The majority of cars are designed to run on regular gas, and that’s what the manuals tell the owners to use. Higher-performance cars often require midgrade or premium gas because their engines are designed for higher compression (higher compression = more power), and regular gas may cause knock. If your car needs high-octane gas, the manual will say so.

Using high-octane gas in a car designed for regular accomplishes little except more rapid combustion of your money. Some refuse to believe this, claiming, for example, that premium gives the family Toyota better mileage or more power. These people are in dreamland. Others say premium is purer or contains detergents that will cleanse your engine of uncouth deposits. Likewise misguided thinking — government regulations require detergents in all grades of gasoline. (BP Amoco, I notice, asserts that its premium gasoline contains more detergents than legally required; if you think that’s worth 20 extra cents a gallon, be my guest.) Some automotive types claim that using premium in a car designed for regular will make the engine dirtier — something about deposits on the back side of the intake valves. I’ve also heard that slower-burning high-octane gas produces less power when used in ordinary cars. Believe what you like; the point is, don’t assume “premium” means “better.”

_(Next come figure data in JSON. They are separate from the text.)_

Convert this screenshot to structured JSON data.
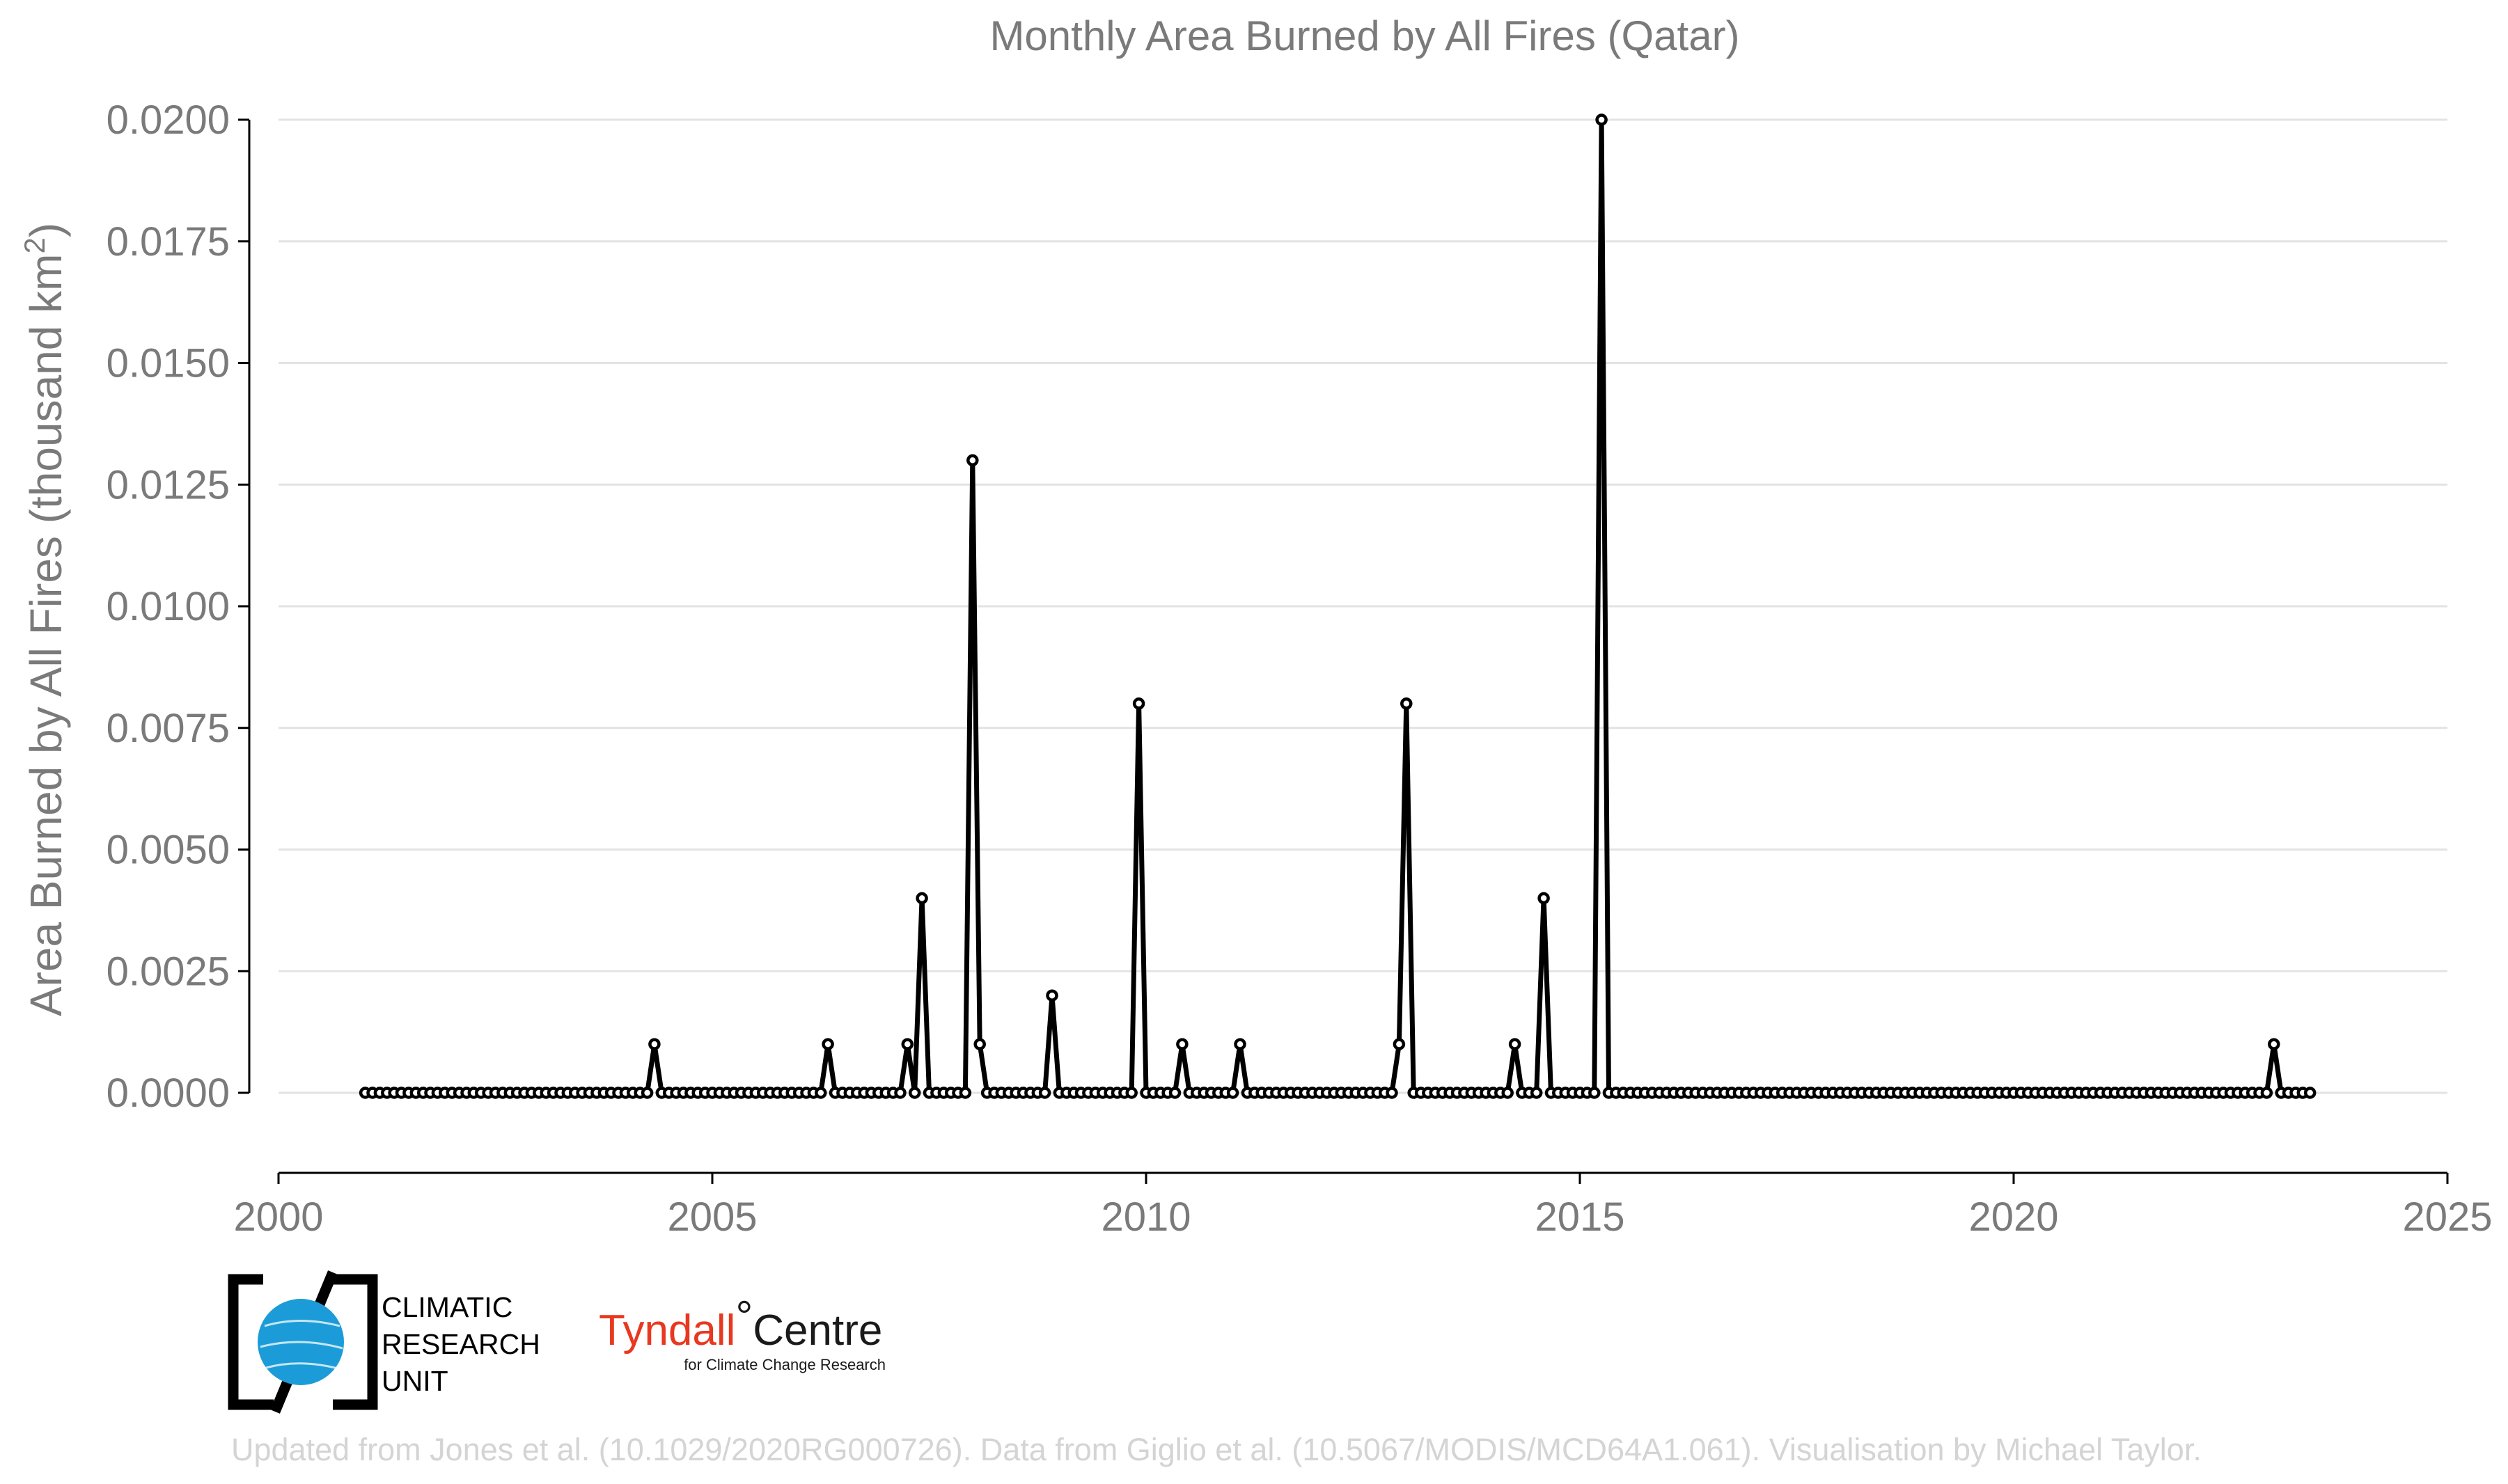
{
  "chart_data": {
    "type": "line",
    "title": "Monthly Area Burned by All Fires (Qatar)",
    "ylabel": "Area Burned by All Fires (thousand km",
    "ylabel_superscript": "2",
    "ylabel_suffix": ")",
    "xlim": [
      2000,
      2025
    ],
    "ylim": [
      0,
      0.02
    ],
    "x_ticks": [
      "2000",
      "2005",
      "2010",
      "2015",
      "2020",
      "2025"
    ],
    "y_ticks": [
      "0.0000",
      "0.0025",
      "0.0050",
      "0.0075",
      "0.0100",
      "0.0125",
      "0.0150",
      "0.0175",
      "0.0200"
    ],
    "grid": true,
    "series": [
      {
        "start": "2001-01",
        "end": "2023-06",
        "frequency": "monthly",
        "baseline_value": 0,
        "nonzero_values": [
          {
            "date": "2004-05",
            "value": 0.001
          },
          {
            "date": "2006-05",
            "value": 0.001
          },
          {
            "date": "2007-04",
            "value": 0.001
          },
          {
            "date": "2007-06",
            "value": 0.004
          },
          {
            "date": "2008-01",
            "value": 0.013
          },
          {
            "date": "2008-02",
            "value": 0.001
          },
          {
            "date": "2008-12",
            "value": 0.002
          },
          {
            "date": "2009-12",
            "value": 0.008
          },
          {
            "date": "2010-06",
            "value": 0.001
          },
          {
            "date": "2011-02",
            "value": 0.001
          },
          {
            "date": "2012-12",
            "value": 0.001
          },
          {
            "date": "2013-01",
            "value": 0.008
          },
          {
            "date": "2014-04",
            "value": 0.001
          },
          {
            "date": "2014-08",
            "value": 0.004
          },
          {
            "date": "2015-04",
            "value": 0.02
          },
          {
            "date": "2023-01",
            "value": 0.001
          }
        ]
      }
    ]
  },
  "logos": {
    "cru_line1": "CLIMATIC",
    "cru_line2": "RESEARCH",
    "cru_line3": "UNIT",
    "tyndall_a": "Tyndall",
    "tyndall_deg": "°",
    "tyndall_b": "Centre",
    "tyndall_sub": "for Climate Change Research"
  },
  "credit": "Updated from Jones et al. (10.1029/2020RG000726). Data from Giglio et al. (10.5067/MODIS/MCD64A1.061). Visualisation by Michael Taylor.",
  "colors": {
    "series": "#000000",
    "marker_fill": "#ffffff",
    "text": "#7a7a7a",
    "grid": "#e3e3e3",
    "cru_globe": "#1b9cd8",
    "tyndall_red": "#e8381f",
    "credit": "#d4d4d4"
  }
}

Occasionally you get some genius who takes the opposite tack — he spends an extra 10 or 20 grand buying a high-performance car, then decides he’s going to save three bucks per tankful using regular instead of premium as specified. He figures as long as the engine doesn’t knock he’s OK. Wrong, carbon monoxide brain. Car engines nowadays contain knock sensors that detect detonation and automatically retard the spark to compensate. The delay means maximum gas expansion occurs when the piston is farther along in its downstroke and thus there’s more room in the cylinder head. This reduces peak cylinder pressure, eliminating knock but also giving you less power and poorer mileage.

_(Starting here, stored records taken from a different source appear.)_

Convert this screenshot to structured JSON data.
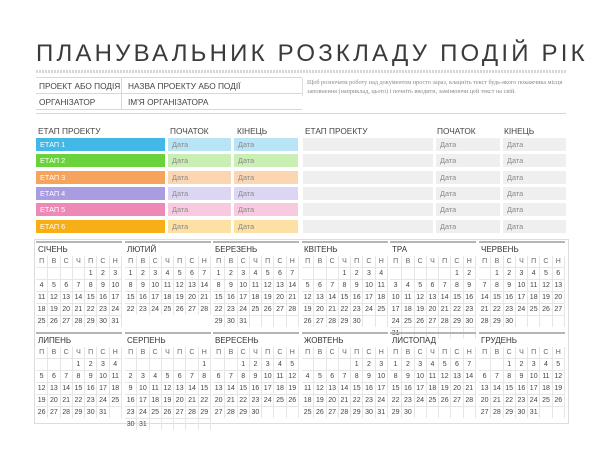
{
  "title": "ПЛАНУВАЛЬНИК РОЗКЛАДУ ПОДІЙ РІК",
  "info": {
    "rows": [
      {
        "label": "ПРОЕКТ АБО ПОДІЯ",
        "value": "НАЗВА ПРОЕКТУ АБО ПОДІЇ"
      },
      {
        "label": "ОРГАНІЗАТОР",
        "value": "ІМ'Я ОРГАНІЗАТОРА"
      }
    ],
    "note": "Щоб розпочати роботу над документом просто зараз, клацніть текст будь-якого покажчика місця заповнення (наприклад, цього) і почніть вводити, замінюючи цей текст на свій."
  },
  "phases_left": {
    "headers": {
      "phase": "ЕТАП ПРОЕКТУ",
      "start": "ПОЧАТОК",
      "end": "КІНЕЦЬ"
    },
    "rows": [
      {
        "label": "ЕТАП 1",
        "start": "Дата",
        "end": "Дата",
        "color": "#41b8e6",
        "light": "#b9e4f6"
      },
      {
        "label": "ЕТАП 2",
        "start": "Дата",
        "end": "Дата",
        "color": "#6ad23b",
        "light": "#c9efb4"
      },
      {
        "label": "ЕТАП 3",
        "start": "Дата",
        "end": "Дата",
        "color": "#f6a35c",
        "light": "#fcd6b3"
      },
      {
        "label": "ЕТАП 4",
        "start": "Дата",
        "end": "Дата",
        "color": "#a99ce1",
        "light": "#dcd6f4"
      },
      {
        "label": "ЕТАП 5",
        "start": "Дата",
        "end": "Дата",
        "color": "#ee88b7",
        "light": "#f8cae0"
      },
      {
        "label": "ЕТАП 6",
        "start": "Дата",
        "end": "Дата",
        "color": "#f8ae16",
        "light": "#fde0a3"
      }
    ]
  },
  "phases_right": {
    "headers": {
      "phase": "ЕТАП ПРОЕКТУ",
      "start": "ПОЧАТОК",
      "end": "КІНЕЦЬ"
    },
    "rows": [
      {
        "label": "",
        "start": "Дата",
        "end": "Дата"
      },
      {
        "label": "",
        "start": "Дата",
        "end": "Дата"
      },
      {
        "label": "",
        "start": "Дата",
        "end": "Дата"
      },
      {
        "label": "",
        "start": "Дата",
        "end": "Дата"
      },
      {
        "label": "",
        "start": "Дата",
        "end": "Дата"
      },
      {
        "label": "",
        "start": "Дата",
        "end": "Дата"
      }
    ],
    "fill": "#efefef"
  },
  "calendar": {
    "weekdays": [
      "П",
      "В",
      "С",
      "Ч",
      "П",
      "С",
      "Н"
    ],
    "months": [
      {
        "name": "СІЧЕНЬ",
        "offset": 4,
        "days": 31
      },
      {
        "name": "ЛЮТИЙ",
        "offset": 0,
        "days": 28
      },
      {
        "name": "БЕРЕЗЕНЬ",
        "offset": 0,
        "days": 31
      },
      {
        "name": "КВІТЕНЬ",
        "offset": 3,
        "days": 30
      },
      {
        "name": "ТРА",
        "offset": 5,
        "days": 31
      },
      {
        "name": "ЧЕРВЕНЬ",
        "offset": 1,
        "days": 30
      },
      {
        "name": "ЛИПЕНЬ",
        "offset": 3,
        "days": 31
      },
      {
        "name": "СЕРПЕНЬ",
        "offset": 6,
        "days": 31
      },
      {
        "name": "ВЕРЕСЕНЬ",
        "offset": 2,
        "days": 30
      },
      {
        "name": "ЖОВТЕНЬ",
        "offset": 4,
        "days": 31
      },
      {
        "name": "ЛИСТОПАД",
        "offset": 0,
        "days": 30
      },
      {
        "name": "ГРУДЕНЬ",
        "offset": 2,
        "days": 31
      }
    ]
  }
}
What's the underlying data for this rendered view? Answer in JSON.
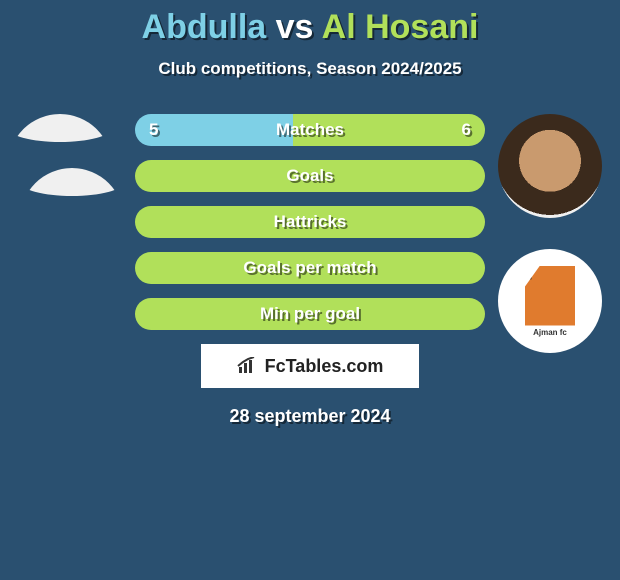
{
  "title": {
    "player1": "Abdulla",
    "vs": "vs",
    "player2": "Al Hosani"
  },
  "subtitle": "Club competitions, Season 2024/2025",
  "colors": {
    "player1": "#7ed0e6",
    "player2": "#b1e05a",
    "bg": "#2a5070"
  },
  "stats": [
    {
      "label": "Matches",
      "left_val": "5",
      "right_val": "6",
      "left_pct": 45,
      "right_pct": 55
    },
    {
      "label": "Goals",
      "left_val": "",
      "right_val": "",
      "left_pct": 0,
      "right_pct": 100
    },
    {
      "label": "Hattricks",
      "left_val": "",
      "right_val": "",
      "left_pct": 0,
      "right_pct": 100
    },
    {
      "label": "Goals per match",
      "left_val": "",
      "right_val": "",
      "left_pct": 0,
      "right_pct": 100
    },
    {
      "label": "Min per goal",
      "left_val": "",
      "right_val": "",
      "left_pct": 0,
      "right_pct": 100
    }
  ],
  "brand": "FcTables.com",
  "date": "28 september 2024",
  "club_text": "Ajman fc",
  "avatars": {
    "player1_top": "placeholder-ellipse",
    "player1_club": "placeholder-ellipse",
    "player2_top": "player-face",
    "player2_club": "club-logo"
  }
}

You may ask: Don’t knock sensors make it hard to tell when an old car needs higher-octane gas? Years ago, when your beater started pinging on grades or under acceleration, that was the sign that carbon had built up in the cylinders, increasing compression, and it was time to switch to high-test. Now the knock sensors compensate, which seemingly might conceal the problem. Don’t fret — today’s fuel injection systems precisely meter the fuel-air mix, resulting in fewer unburned hydrocarbons and less carbon buildup. If you’re still concerned, I’d say it makes more sense to spend $6 on a bottle of carbon clean-out juice than an extra $150 a year on high-priced gas.